Der Weg von Tomaten aus südspanischen Gewächshäusern wird
bis an die heimischen Märkte verfolgt. Eine Episode - Warum unsere
Hühner den brasilianischen Regenwald auffressen betitelt -
beschäftigt sich mit der auf Soja-Export ausgerichteten Landwirtschaft
Brasiliens. Den Blickwinkel liefert eine verhungernde Familie im leer gerodeten
Norden des Landes. Die Ruinierung der rumänischen Landwirtschaft durch
gentechnisch erzeugtes Hybridsaatgut erklärt ein Manager eben jenes
Konzerns, der die entsprechenden Samen herstellt. Eine weitere Episode verfolgt
den Produktionskreislauf einer Masthühnerzucht von der Brüt- bis
zur Schlacht- und Verarbeitungsanlage. Und am Ende ist man zu Besuch in der
Zentrale von Nestle, dem weltweit größten Konzern in der
Lebensmittelbranche.
Die global angelegte Recherche fördert dabei viel Wissenswertes zu Tage,
ein Zusammenhang vermag sich allerdings nicht so recht einzustellen. Zu lose
ist die Verknüpfung der Teile, zu sehr folgt die Kamera einer Logik
der Bebilderung. Dass der Film, verstärkt durch die Abwesenheit eines
Off-Kommentars, die Bilder offen hält, eine Betrachtung in Gang setzt,
ohne sie gleich wieder abzuschließen, könnte auch eine Stärke
sein, würde er nicht im gleichen Zug versuchen, die Lücke, die
die Bilder lassen, zu füllen. Warum werden Tomaten tausende Kilometer
durch Europa transportiert? fragt ein Zwischentitel zu Beginn der
Spanien-Episode. Weil die Transportkosten nur ein Prozent des
Verkaufspreises ausmachen. antwortet ein weiterer an deren Ende. Die
Aufnahmen von Tomaten auf Nährsubstrat, von einer Glashauswüste,
die Aufnahmen aus der Führerkabine eines LKWs, die zwischen den Titeln
stehen, finden an die selbstgestellte Frage keinen Anschluss. Woran dem Film
gelegen ist, was er jedoch im Bild nicht zu sagen vermag, das liefern
Zwischentitel nach.
Immer wieder streift er so an die Komplexität der Verhältnisse,
kann ihr dann aber nicht ganz gerecht werden: Etwa wenn das Migrationsregime,
auf das die Gemüseproduktion um Almería sich stützt, am
Rande auftaucht, ohne selbst Thema zu werden. Die Bilder maghrebianischer
Arbeiter bleiben recht unvermittelt hängen.

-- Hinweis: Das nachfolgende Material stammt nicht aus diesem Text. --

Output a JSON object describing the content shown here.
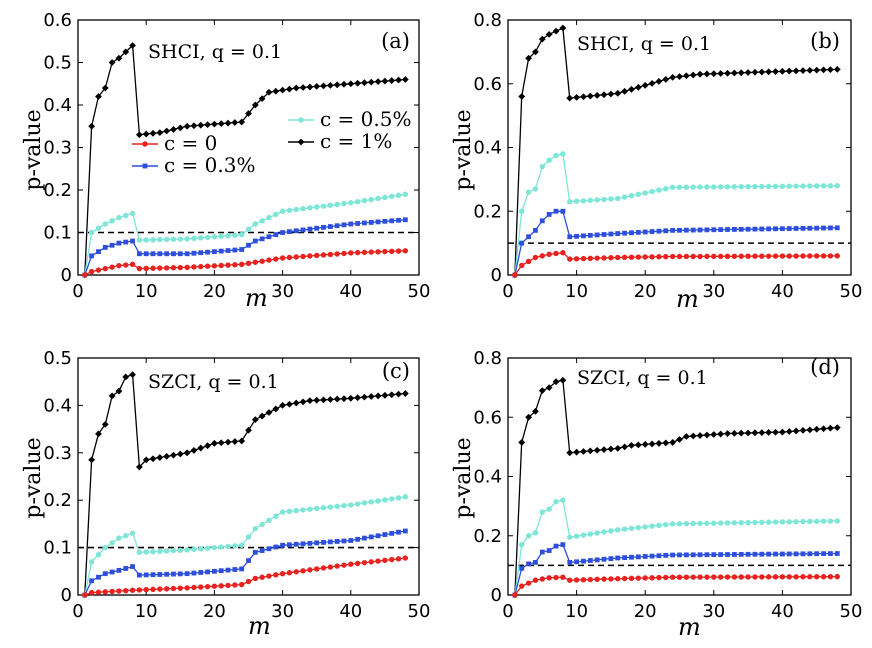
{
  "chart_data": [
    {
      "type": "line",
      "panel_label": "(a)",
      "annotation": "SHCI, q = 0.1",
      "xlabel": "m",
      "ylabel": "p-value",
      "xlim": [
        0,
        50
      ],
      "ylim": [
        0,
        0.6
      ],
      "xticks": [
        0,
        10,
        20,
        30,
        40,
        50
      ],
      "yticks": [
        0,
        0.1,
        0.2,
        0.3,
        0.4,
        0.5,
        0.6
      ],
      "ytick_labels": [
        "0",
        "0.1",
        "0.2",
        "0.3",
        "0.4",
        "0.5",
        "0.6"
      ],
      "threshold": 0.1,
      "legend": [
        {
          "label": "c = 0",
          "color": "#e8221f"
        },
        {
          "label": "c = 0.3%",
          "color": "#2d4fdc"
        },
        {
          "label": "c = 0.5%",
          "color": "#7de6d6"
        },
        {
          "label": "c = 1%",
          "color": "#000000"
        }
      ],
      "series": [
        {
          "name": "c = 1%",
          "color": "#000000",
          "marker": "diamond",
          "start": 1,
          "end": 48,
          "knots": [
            [
              1,
              0
            ],
            [
              2,
              0.35
            ],
            [
              3,
              0.42
            ],
            [
              4,
              0.44
            ],
            [
              5,
              0.5
            ],
            [
              6,
              0.51
            ],
            [
              7,
              0.525
            ],
            [
              8,
              0.54
            ],
            [
              9,
              0.33
            ],
            [
              12,
              0.335
            ],
            [
              16,
              0.35
            ],
            [
              24,
              0.36
            ],
            [
              26,
              0.4
            ],
            [
              28,
              0.43
            ],
            [
              32,
              0.44
            ],
            [
              40,
              0.45
            ],
            [
              48,
              0.46
            ]
          ]
        },
        {
          "name": "c = 0.5%",
          "color": "#7de6d6",
          "marker": "circle",
          "start": 1,
          "end": 48,
          "knots": [
            [
              1,
              0
            ],
            [
              2,
              0.1
            ],
            [
              4,
              0.12
            ],
            [
              6,
              0.135
            ],
            [
              8,
              0.145
            ],
            [
              9,
              0.082
            ],
            [
              16,
              0.085
            ],
            [
              24,
              0.095
            ],
            [
              26,
              0.12
            ],
            [
              30,
              0.15
            ],
            [
              40,
              0.17
            ],
            [
              48,
              0.19
            ]
          ]
        },
        {
          "name": "c = 0.3%",
          "color": "#2d4fdc",
          "marker": "square",
          "start": 1,
          "end": 48,
          "knots": [
            [
              1,
              0
            ],
            [
              2,
              0.045
            ],
            [
              4,
              0.065
            ],
            [
              6,
              0.075
            ],
            [
              8,
              0.08
            ],
            [
              9,
              0.05
            ],
            [
              16,
              0.05
            ],
            [
              24,
              0.06
            ],
            [
              26,
              0.08
            ],
            [
              30,
              0.1
            ],
            [
              40,
              0.12
            ],
            [
              48,
              0.13
            ]
          ]
        },
        {
          "name": "c = 0",
          "color": "#e8221f",
          "marker": "circle",
          "start": 1,
          "end": 48,
          "knots": [
            [
              1,
              0
            ],
            [
              2,
              0.008
            ],
            [
              4,
              0.015
            ],
            [
              6,
              0.022
            ],
            [
              8,
              0.025
            ],
            [
              9,
              0.015
            ],
            [
              16,
              0.018
            ],
            [
              24,
              0.025
            ],
            [
              26,
              0.03
            ],
            [
              30,
              0.04
            ],
            [
              40,
              0.052
            ],
            [
              48,
              0.057
            ]
          ]
        }
      ]
    },
    {
      "type": "line",
      "panel_label": "(b)",
      "annotation": "SHCI, q = 0.1",
      "xlabel": "m",
      "ylabel": "p-value",
      "xlim": [
        0,
        50
      ],
      "ylim": [
        0,
        0.8
      ],
      "xticks": [
        0,
        10,
        20,
        30,
        40,
        50
      ],
      "yticks": [
        0,
        0.2,
        0.4,
        0.6,
        0.8
      ],
      "ytick_labels": [
        "0",
        "0.2",
        "0.4",
        "0.6",
        "0.8"
      ],
      "threshold": 0.1,
      "series": [
        {
          "name": "c = 1%",
          "color": "#000000",
          "marker": "diamond",
          "start": 1,
          "end": 48,
          "knots": [
            [
              1,
              0
            ],
            [
              2,
              0.56
            ],
            [
              3,
              0.68
            ],
            [
              4,
              0.7
            ],
            [
              5,
              0.74
            ],
            [
              6,
              0.755
            ],
            [
              7,
              0.765
            ],
            [
              8,
              0.775
            ],
            [
              9,
              0.555
            ],
            [
              16,
              0.57
            ],
            [
              24,
              0.62
            ],
            [
              28,
              0.63
            ],
            [
              48,
              0.645
            ]
          ]
        },
        {
          "name": "c = 0.5%",
          "color": "#7de6d6",
          "marker": "circle",
          "start": 1,
          "end": 48,
          "knots": [
            [
              1,
              0
            ],
            [
              2,
              0.2
            ],
            [
              3,
              0.26
            ],
            [
              4,
              0.27
            ],
            [
              5,
              0.34
            ],
            [
              6,
              0.36
            ],
            [
              7,
              0.375
            ],
            [
              8,
              0.38
            ],
            [
              9,
              0.23
            ],
            [
              16,
              0.24
            ],
            [
              24,
              0.275
            ],
            [
              48,
              0.28
            ]
          ]
        },
        {
          "name": "c = 0.3%",
          "color": "#2d4fdc",
          "marker": "square",
          "start": 1,
          "end": 48,
          "knots": [
            [
              1,
              0
            ],
            [
              2,
              0.1
            ],
            [
              4,
              0.14
            ],
            [
              5,
              0.17
            ],
            [
              6,
              0.19
            ],
            [
              7,
              0.2
            ],
            [
              8,
              0.2
            ],
            [
              9,
              0.12
            ],
            [
              16,
              0.13
            ],
            [
              24,
              0.14
            ],
            [
              48,
              0.148
            ]
          ]
        },
        {
          "name": "c = 0",
          "color": "#e8221f",
          "marker": "circle",
          "start": 1,
          "end": 48,
          "knots": [
            [
              1,
              0
            ],
            [
              2,
              0.03
            ],
            [
              4,
              0.055
            ],
            [
              6,
              0.065
            ],
            [
              8,
              0.07
            ],
            [
              9,
              0.05
            ],
            [
              16,
              0.055
            ],
            [
              24,
              0.058
            ],
            [
              48,
              0.06
            ]
          ]
        }
      ]
    },
    {
      "type": "line",
      "panel_label": "(c)",
      "annotation": "SZCI, q = 0.1",
      "xlabel": "m",
      "ylabel": "p-value",
      "xlim": [
        0,
        50
      ],
      "ylim": [
        0,
        0.5
      ],
      "xticks": [
        0,
        10,
        20,
        30,
        40,
        50
      ],
      "yticks": [
        0,
        0.1,
        0.2,
        0.3,
        0.4,
        0.5
      ],
      "ytick_labels": [
        "0",
        "0.1",
        "0.2",
        "0.3",
        "0.4",
        "0.5"
      ],
      "threshold": 0.1,
      "series": [
        {
          "name": "c = 1%",
          "color": "#000000",
          "marker": "diamond",
          "start": 1,
          "end": 48,
          "knots": [
            [
              1,
              0
            ],
            [
              2,
              0.285
            ],
            [
              3,
              0.34
            ],
            [
              4,
              0.36
            ],
            [
              5,
              0.42
            ],
            [
              6,
              0.43
            ],
            [
              7,
              0.46
            ],
            [
              8,
              0.465
            ],
            [
              9,
              0.27
            ],
            [
              10,
              0.285
            ],
            [
              16,
              0.3
            ],
            [
              20,
              0.32
            ],
            [
              24,
              0.325
            ],
            [
              26,
              0.37
            ],
            [
              30,
              0.4
            ],
            [
              34,
              0.41
            ],
            [
              40,
              0.415
            ],
            [
              48,
              0.425
            ]
          ]
        },
        {
          "name": "c = 0.5%",
          "color": "#7de6d6",
          "marker": "circle",
          "start": 1,
          "end": 48,
          "knots": [
            [
              1,
              0
            ],
            [
              2,
              0.07
            ],
            [
              4,
              0.1
            ],
            [
              6,
              0.12
            ],
            [
              8,
              0.13
            ],
            [
              9,
              0.09
            ],
            [
              16,
              0.095
            ],
            [
              24,
              0.105
            ],
            [
              26,
              0.14
            ],
            [
              30,
              0.175
            ],
            [
              40,
              0.19
            ],
            [
              48,
              0.207
            ]
          ]
        },
        {
          "name": "c = 0.3%",
          "color": "#2d4fdc",
          "marker": "square",
          "start": 1,
          "end": 48,
          "knots": [
            [
              1,
              0
            ],
            [
              2,
              0.03
            ],
            [
              4,
              0.045
            ],
            [
              6,
              0.052
            ],
            [
              8,
              0.06
            ],
            [
              9,
              0.042
            ],
            [
              16,
              0.045
            ],
            [
              24,
              0.055
            ],
            [
              26,
              0.09
            ],
            [
              30,
              0.105
            ],
            [
              40,
              0.115
            ],
            [
              48,
              0.135
            ]
          ]
        },
        {
          "name": "c = 0",
          "color": "#e8221f",
          "marker": "circle",
          "start": 1,
          "end": 48,
          "knots": [
            [
              1,
              0
            ],
            [
              2,
              0.005
            ],
            [
              8,
              0.01
            ],
            [
              16,
              0.015
            ],
            [
              24,
              0.022
            ],
            [
              26,
              0.035
            ],
            [
              30,
              0.045
            ],
            [
              40,
              0.065
            ],
            [
              48,
              0.078
            ]
          ]
        }
      ]
    },
    {
      "type": "line",
      "panel_label": "(d)",
      "annotation": "SZCI, q = 0.1",
      "xlabel": "m",
      "ylabel": "p-value",
      "xlim": [
        0,
        50
      ],
      "ylim": [
        0,
        0.8
      ],
      "xticks": [
        0,
        10,
        20,
        30,
        40,
        50
      ],
      "yticks": [
        0,
        0.2,
        0.4,
        0.6,
        0.8
      ],
      "ytick_labels": [
        "0",
        "0.2",
        "0.4",
        "0.6",
        "0.8"
      ],
      "threshold": 0.1,
      "series": [
        {
          "name": "c = 1%",
          "color": "#000000",
          "marker": "diamond",
          "start": 1,
          "end": 48,
          "knots": [
            [
              1,
              0
            ],
            [
              2,
              0.515
            ],
            [
              3,
              0.6
            ],
            [
              4,
              0.62
            ],
            [
              5,
              0.69
            ],
            [
              6,
              0.7
            ],
            [
              7,
              0.72
            ],
            [
              8,
              0.725
            ],
            [
              9,
              0.48
            ],
            [
              16,
              0.495
            ],
            [
              18,
              0.505
            ],
            [
              24,
              0.515
            ],
            [
              26,
              0.535
            ],
            [
              32,
              0.545
            ],
            [
              40,
              0.55
            ],
            [
              48,
              0.565
            ]
          ]
        },
        {
          "name": "c = 0.5%",
          "color": "#7de6d6",
          "marker": "circle",
          "start": 1,
          "end": 48,
          "knots": [
            [
              1,
              0
            ],
            [
              2,
              0.17
            ],
            [
              3,
              0.2
            ],
            [
              4,
              0.21
            ],
            [
              5,
              0.28
            ],
            [
              6,
              0.29
            ],
            [
              7,
              0.315
            ],
            [
              8,
              0.32
            ],
            [
              9,
              0.195
            ],
            [
              16,
              0.22
            ],
            [
              24,
              0.24
            ],
            [
              48,
              0.25
            ]
          ]
        },
        {
          "name": "c = 0.3%",
          "color": "#2d4fdc",
          "marker": "square",
          "start": 1,
          "end": 48,
          "knots": [
            [
              1,
              0
            ],
            [
              2,
              0.09
            ],
            [
              3,
              0.105
            ],
            [
              4,
              0.11
            ],
            [
              5,
              0.145
            ],
            [
              6,
              0.15
            ],
            [
              7,
              0.165
            ],
            [
              8,
              0.17
            ],
            [
              9,
              0.11
            ],
            [
              16,
              0.125
            ],
            [
              24,
              0.135
            ],
            [
              48,
              0.14
            ]
          ]
        },
        {
          "name": "c = 0",
          "color": "#e8221f",
          "marker": "circle",
          "start": 1,
          "end": 48,
          "knots": [
            [
              1,
              0
            ],
            [
              2,
              0.03
            ],
            [
              4,
              0.05
            ],
            [
              6,
              0.058
            ],
            [
              8,
              0.06
            ],
            [
              9,
              0.05
            ],
            [
              16,
              0.055
            ],
            [
              24,
              0.06
            ],
            [
              48,
              0.062
            ]
          ]
        }
      ]
    }
  ]
}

Zusammengehalten werden
sollen die einzelnen Episoden durch den Kommentar Jean Zieglers, dessen
vermeintlich autoritativen Status als UN-Sonderberichterstatter für
das Recht auf Nahrung der Film besonders zu unterstreichen sucht. Bei Ziegler,
beliebtem Publizisten der Globalisierungskritik kämpft analytische Einsicht
eine harten Kampf mit dem Pathos des Enragierten. Die Weltlandwirtschaft
könnte problemlos 12 Milliarden Menschen ernähren. Das heißt,
ein Kind, das heute an Hunger stirbt, wird ermordet. sagt er an einer
Stelle des Films. Anstatt der Rationalität einer irrationalen Welt kritisch
beizukommen, führt das Zelebrieren der Empörung ins Ressentiment.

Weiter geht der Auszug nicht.